Table driven tests are ubiquitous in Go. Unfortunately, if you would like to have a test case that represents a cartesian product of all of the settings, you're left with large amount of boiler plat:

func Test(t *testing.T) {
  testCases := []struct{
    a bool
    b bool
    c bool
  }{
    {false, false, false},
    {false, false, true},
    ...
  }
  for _, tc := range testCases {
     // Execute test case tc
  }
}

Often enough, the settings are complex (perhaps map[string][]int), and writing cartesian product by hand results in fairly large amount of boiler plate. While writing verbose code is not a bad thing in Go, I believe that writing the boiler plate for the sake of boilerplate is a bad thing.

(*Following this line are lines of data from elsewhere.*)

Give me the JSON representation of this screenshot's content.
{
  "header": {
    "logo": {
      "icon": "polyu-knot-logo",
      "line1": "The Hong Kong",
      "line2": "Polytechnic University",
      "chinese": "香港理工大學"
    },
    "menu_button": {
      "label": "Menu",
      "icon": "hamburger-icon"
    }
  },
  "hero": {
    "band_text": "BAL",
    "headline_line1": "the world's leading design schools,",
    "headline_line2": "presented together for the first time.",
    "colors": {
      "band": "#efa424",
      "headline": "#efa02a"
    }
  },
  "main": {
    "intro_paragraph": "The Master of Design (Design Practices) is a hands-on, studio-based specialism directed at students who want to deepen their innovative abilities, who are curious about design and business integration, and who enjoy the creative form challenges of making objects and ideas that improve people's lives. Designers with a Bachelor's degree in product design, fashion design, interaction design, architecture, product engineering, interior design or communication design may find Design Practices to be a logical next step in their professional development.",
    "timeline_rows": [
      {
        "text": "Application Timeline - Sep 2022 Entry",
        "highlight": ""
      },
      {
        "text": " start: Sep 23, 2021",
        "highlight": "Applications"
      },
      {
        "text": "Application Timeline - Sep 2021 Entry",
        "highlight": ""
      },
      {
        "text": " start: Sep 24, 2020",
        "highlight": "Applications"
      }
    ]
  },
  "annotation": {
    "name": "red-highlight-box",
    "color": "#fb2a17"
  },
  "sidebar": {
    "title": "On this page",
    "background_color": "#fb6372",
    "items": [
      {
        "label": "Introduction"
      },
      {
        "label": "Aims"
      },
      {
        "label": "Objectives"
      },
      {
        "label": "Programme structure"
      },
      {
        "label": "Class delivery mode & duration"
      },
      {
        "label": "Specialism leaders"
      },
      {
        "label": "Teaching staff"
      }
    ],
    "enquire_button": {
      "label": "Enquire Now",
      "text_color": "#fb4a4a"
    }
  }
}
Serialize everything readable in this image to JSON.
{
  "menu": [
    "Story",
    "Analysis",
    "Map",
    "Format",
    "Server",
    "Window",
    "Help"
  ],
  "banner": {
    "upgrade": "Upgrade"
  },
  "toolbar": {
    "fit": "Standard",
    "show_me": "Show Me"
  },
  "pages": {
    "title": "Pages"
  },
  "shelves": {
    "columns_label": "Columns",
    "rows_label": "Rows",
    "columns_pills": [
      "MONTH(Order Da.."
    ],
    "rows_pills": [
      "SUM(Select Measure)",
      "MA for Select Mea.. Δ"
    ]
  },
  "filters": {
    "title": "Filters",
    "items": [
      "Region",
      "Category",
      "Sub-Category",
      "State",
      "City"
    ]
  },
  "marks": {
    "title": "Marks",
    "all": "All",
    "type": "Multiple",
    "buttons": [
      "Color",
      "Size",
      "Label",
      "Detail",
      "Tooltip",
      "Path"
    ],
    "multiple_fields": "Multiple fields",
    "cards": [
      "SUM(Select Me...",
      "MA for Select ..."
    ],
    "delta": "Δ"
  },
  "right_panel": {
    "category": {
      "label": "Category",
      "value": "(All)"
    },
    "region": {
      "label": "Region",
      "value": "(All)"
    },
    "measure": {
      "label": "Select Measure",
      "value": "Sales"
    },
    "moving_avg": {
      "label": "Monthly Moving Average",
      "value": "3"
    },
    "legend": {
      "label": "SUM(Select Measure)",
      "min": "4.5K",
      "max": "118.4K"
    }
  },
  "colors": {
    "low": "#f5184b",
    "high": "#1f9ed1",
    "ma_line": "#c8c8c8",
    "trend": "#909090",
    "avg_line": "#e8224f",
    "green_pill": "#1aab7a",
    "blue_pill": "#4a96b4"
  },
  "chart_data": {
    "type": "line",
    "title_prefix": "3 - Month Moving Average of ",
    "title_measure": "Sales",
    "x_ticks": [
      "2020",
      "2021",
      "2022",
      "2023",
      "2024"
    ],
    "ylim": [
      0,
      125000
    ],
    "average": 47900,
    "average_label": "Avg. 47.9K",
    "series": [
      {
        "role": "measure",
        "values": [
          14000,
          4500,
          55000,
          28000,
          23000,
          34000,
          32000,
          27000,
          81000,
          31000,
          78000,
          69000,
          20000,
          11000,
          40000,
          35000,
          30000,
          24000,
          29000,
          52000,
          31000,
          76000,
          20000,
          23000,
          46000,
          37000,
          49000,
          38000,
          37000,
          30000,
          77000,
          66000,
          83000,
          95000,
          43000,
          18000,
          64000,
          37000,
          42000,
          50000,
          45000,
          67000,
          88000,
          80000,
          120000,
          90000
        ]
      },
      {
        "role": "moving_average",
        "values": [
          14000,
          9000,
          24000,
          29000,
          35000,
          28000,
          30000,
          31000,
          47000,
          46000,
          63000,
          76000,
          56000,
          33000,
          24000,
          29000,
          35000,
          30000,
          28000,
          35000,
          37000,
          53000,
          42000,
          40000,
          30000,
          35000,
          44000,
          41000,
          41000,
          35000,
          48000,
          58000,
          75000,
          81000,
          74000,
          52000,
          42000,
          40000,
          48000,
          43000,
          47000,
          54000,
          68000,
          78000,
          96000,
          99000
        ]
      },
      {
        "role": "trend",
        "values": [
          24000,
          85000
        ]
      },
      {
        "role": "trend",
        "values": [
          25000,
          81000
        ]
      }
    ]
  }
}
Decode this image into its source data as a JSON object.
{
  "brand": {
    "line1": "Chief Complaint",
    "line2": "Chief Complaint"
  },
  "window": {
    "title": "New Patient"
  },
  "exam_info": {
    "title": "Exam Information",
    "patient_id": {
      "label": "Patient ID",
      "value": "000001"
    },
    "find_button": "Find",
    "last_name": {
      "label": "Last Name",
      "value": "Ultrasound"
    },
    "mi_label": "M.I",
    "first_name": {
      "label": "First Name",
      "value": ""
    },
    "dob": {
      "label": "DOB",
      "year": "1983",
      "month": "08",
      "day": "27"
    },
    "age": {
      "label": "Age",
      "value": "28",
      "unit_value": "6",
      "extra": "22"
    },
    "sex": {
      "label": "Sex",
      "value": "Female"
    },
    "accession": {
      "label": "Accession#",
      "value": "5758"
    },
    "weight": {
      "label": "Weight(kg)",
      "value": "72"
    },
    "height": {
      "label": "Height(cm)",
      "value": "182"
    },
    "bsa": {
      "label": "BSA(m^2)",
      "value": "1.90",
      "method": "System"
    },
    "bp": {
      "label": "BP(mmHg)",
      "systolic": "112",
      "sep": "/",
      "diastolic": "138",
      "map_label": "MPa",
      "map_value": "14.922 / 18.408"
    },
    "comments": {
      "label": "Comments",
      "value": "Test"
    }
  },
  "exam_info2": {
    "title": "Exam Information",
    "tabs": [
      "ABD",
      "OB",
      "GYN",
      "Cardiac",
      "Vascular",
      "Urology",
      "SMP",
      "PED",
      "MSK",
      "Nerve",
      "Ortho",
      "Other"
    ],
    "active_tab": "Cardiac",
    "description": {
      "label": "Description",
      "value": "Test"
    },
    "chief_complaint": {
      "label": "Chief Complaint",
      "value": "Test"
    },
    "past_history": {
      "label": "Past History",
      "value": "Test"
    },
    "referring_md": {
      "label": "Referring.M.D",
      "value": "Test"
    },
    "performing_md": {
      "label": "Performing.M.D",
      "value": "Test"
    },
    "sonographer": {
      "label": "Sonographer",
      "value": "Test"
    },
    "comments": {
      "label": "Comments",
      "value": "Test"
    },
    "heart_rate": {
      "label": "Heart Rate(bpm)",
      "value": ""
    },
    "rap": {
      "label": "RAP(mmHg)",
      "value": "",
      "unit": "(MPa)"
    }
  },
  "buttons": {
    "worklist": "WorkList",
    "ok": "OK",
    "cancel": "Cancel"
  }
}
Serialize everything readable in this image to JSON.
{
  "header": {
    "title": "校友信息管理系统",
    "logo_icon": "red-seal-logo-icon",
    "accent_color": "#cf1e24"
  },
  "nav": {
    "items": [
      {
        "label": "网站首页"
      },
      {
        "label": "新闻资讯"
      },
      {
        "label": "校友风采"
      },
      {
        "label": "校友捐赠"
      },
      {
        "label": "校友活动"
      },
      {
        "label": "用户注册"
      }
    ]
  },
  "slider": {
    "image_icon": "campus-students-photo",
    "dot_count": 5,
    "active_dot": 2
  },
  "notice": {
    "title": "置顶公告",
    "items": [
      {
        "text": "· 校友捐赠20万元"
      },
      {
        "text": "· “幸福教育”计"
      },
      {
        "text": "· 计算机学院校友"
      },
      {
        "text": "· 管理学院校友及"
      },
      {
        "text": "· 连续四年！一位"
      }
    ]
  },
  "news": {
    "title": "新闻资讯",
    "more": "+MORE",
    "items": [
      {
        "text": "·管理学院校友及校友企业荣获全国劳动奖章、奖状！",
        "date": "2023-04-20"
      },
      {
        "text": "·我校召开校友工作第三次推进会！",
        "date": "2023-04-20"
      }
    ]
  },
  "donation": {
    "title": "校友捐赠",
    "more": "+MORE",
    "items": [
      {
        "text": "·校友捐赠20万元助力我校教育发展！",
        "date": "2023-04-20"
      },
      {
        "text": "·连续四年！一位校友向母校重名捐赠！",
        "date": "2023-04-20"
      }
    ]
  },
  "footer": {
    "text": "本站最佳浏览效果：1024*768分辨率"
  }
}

Usually, at this point, you would abandon table driven tests, and switch to using nested for loops.

Enter this library. It allows you to generate test cases easily:

  • Define a struct representing your test case
  • Annotate fields you care about with tc tag. The value of the tag is a JSON array of values you wish to assign to the field. Type checking is performed to ensure JSON values can be converted to the field type.
  • Use test generator to generate your test cases for you.
func Test(t *testing.T) {
  tc := &struct {
    enable bool  `tc:"[true, false]"`
    i      int   `tc:"[3, 2, 1]"`
    arr    []int `tc:"[[1,2,3], [9,8,7]]"`
  }{}
  for gen := GenerateTestCases(t, &tc); gen.Next(); {
    // Execute test case tc: all values will be initialized
  }
}

See unit test for more examples. Have fun.